Инфляция стала в посткоммунистической России 1992–1996 годов не только экономическим, но и ключевым политическим показателем, отражающим баланс сил между различными экономико-политическими группировками. И это совершенно естественно, поскольку инфляция по своей социальной сути представляет перераспределение финансовых ресурсов, и именно перераспределительный конфликт лежит в основе политизации этого макроэкономического индикатора[131]. Нетрудно увидеть, что в конкретных условиях посткоммунистической России сформировались две группы сил, соответственно, выигрывающих или проигрывающих от остановки инфляции. Причем соотношение их сил и влияния изменялось по мере развития экономической реформы.

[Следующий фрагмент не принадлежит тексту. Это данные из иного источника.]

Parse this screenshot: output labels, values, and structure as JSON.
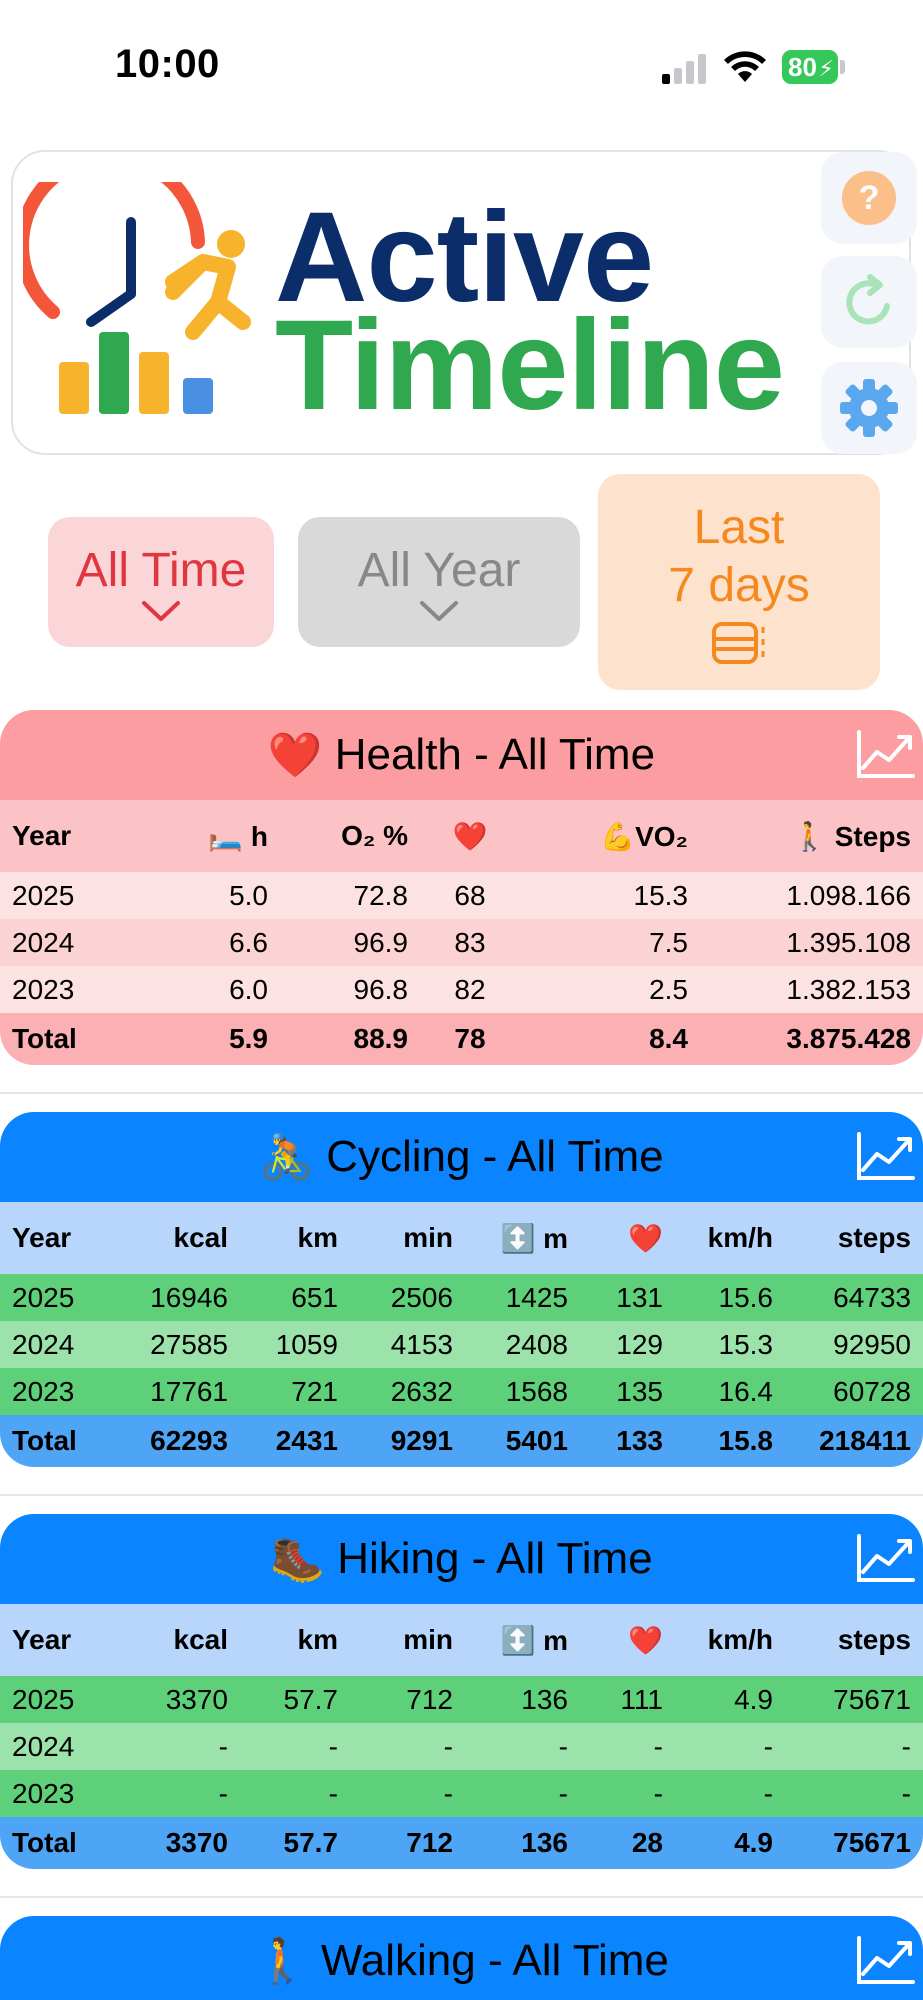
{
  "status_bar": {
    "time": "10:00",
    "battery": "80"
  },
  "header": {
    "title_line1": "Active",
    "title_line2": "Timeline"
  },
  "filters": {
    "all_time": {
      "label": "All Time"
    },
    "all_year": {
      "label": "All Year"
    },
    "last": {
      "line1": "Last",
      "line2": "7 days"
    }
  },
  "health": {
    "emoji": "❤️",
    "title": "Health - All Time",
    "headers": [
      "Year",
      "🛏️ h",
      "O₂ %",
      "❤️",
      "💪VO₂",
      "🚶 Steps"
    ],
    "rows": [
      [
        "2025",
        "5.0",
        "72.8",
        "68",
        "15.3",
        "1.098.166"
      ],
      [
        "2024",
        "6.6",
        "96.9",
        "83",
        "7.5",
        "1.395.108"
      ],
      [
        "2023",
        "6.0",
        "96.8",
        "82",
        "2.5",
        "1.382.153"
      ]
    ],
    "total": [
      "Total",
      "5.9",
      "88.9",
      "78",
      "8.4",
      "3.875.428"
    ]
  },
  "cycling": {
    "emoji": "🚴",
    "title": "Cycling - All Time",
    "headers": [
      "Year",
      "kcal",
      "km",
      "min",
      "↕️ m",
      "❤️",
      "km/h",
      "steps"
    ],
    "rows": [
      [
        "2025",
        "16946",
        "651",
        "2506",
        "1425",
        "131",
        "15.6",
        "64733"
      ],
      [
        "2024",
        "27585",
        "1059",
        "4153",
        "2408",
        "129",
        "15.3",
        "92950"
      ],
      [
        "2023",
        "17761",
        "721",
        "2632",
        "1568",
        "135",
        "16.4",
        "60728"
      ]
    ],
    "total": [
      "Total",
      "62293",
      "2431",
      "9291",
      "5401",
      "133",
      "15.8",
      "218411"
    ]
  },
  "hiking": {
    "emoji": "🥾",
    "title": "Hiking - All Time",
    "headers": [
      "Year",
      "kcal",
      "km",
      "min",
      "↕️ m",
      "❤️",
      "km/h",
      "steps"
    ],
    "rows": [
      [
        "2025",
        "3370",
        "57.7",
        "712",
        "136",
        "111",
        "4.9",
        "75671"
      ],
      [
        "2024",
        "-",
        "-",
        "-",
        "-",
        "-",
        "-",
        "-"
      ],
      [
        "2023",
        "-",
        "-",
        "-",
        "-",
        "-",
        "-",
        "-"
      ]
    ],
    "total": [
      "Total",
      "3370",
      "57.7",
      "712",
      "136",
      "28",
      "4.9",
      "75671"
    ]
  },
  "walking": {
    "emoji": "🚶",
    "title": "Walking - All Time"
  },
  "colors": {
    "health_header": "#fc9da1",
    "blue_header": "#0a84ff",
    "accent_green": "#2fa84f",
    "accent_navy": "#0b2e6b",
    "all_time_red": "#e0363f",
    "last_orange": "#f5891f"
  },
  "icons": {
    "help": "question-circle-icon",
    "refresh": "refresh-icon",
    "settings": "gear-icon",
    "chart": "line-chart-icon",
    "dropdown": "chevron-down-icon",
    "calendar": "calendar-scroll-icon"
  }
}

Если на рубеже 1991–1992 годов политика либерализации и стабилизации практически не вызывала сопротивления, то уже к весне 1992 года сопротивление стабилизации оказалось практически тотальным. Поначалу результаты либерализации были малопонятны и плохо просчитываемы для экономических агентов – советская экономика на протяжении десятилетий существовала в условиях товарного дефицита, и руководители предприятий не были знакомы с особенностями равновесного рынка и проблемой спросовых ограничителей. Но уже вскоре, столкнувшись с неожиданным для них резким сокращением спроса на свою продукцию и кризисом неплатежей, они осознали последствия либерализации и объединились в требовании финансовых ресурсов. Это был уникальный в социально-экономическом отношении период (весна-лето 1992 года), когда господство инфляционизма оказалось в стране практически безраздельным.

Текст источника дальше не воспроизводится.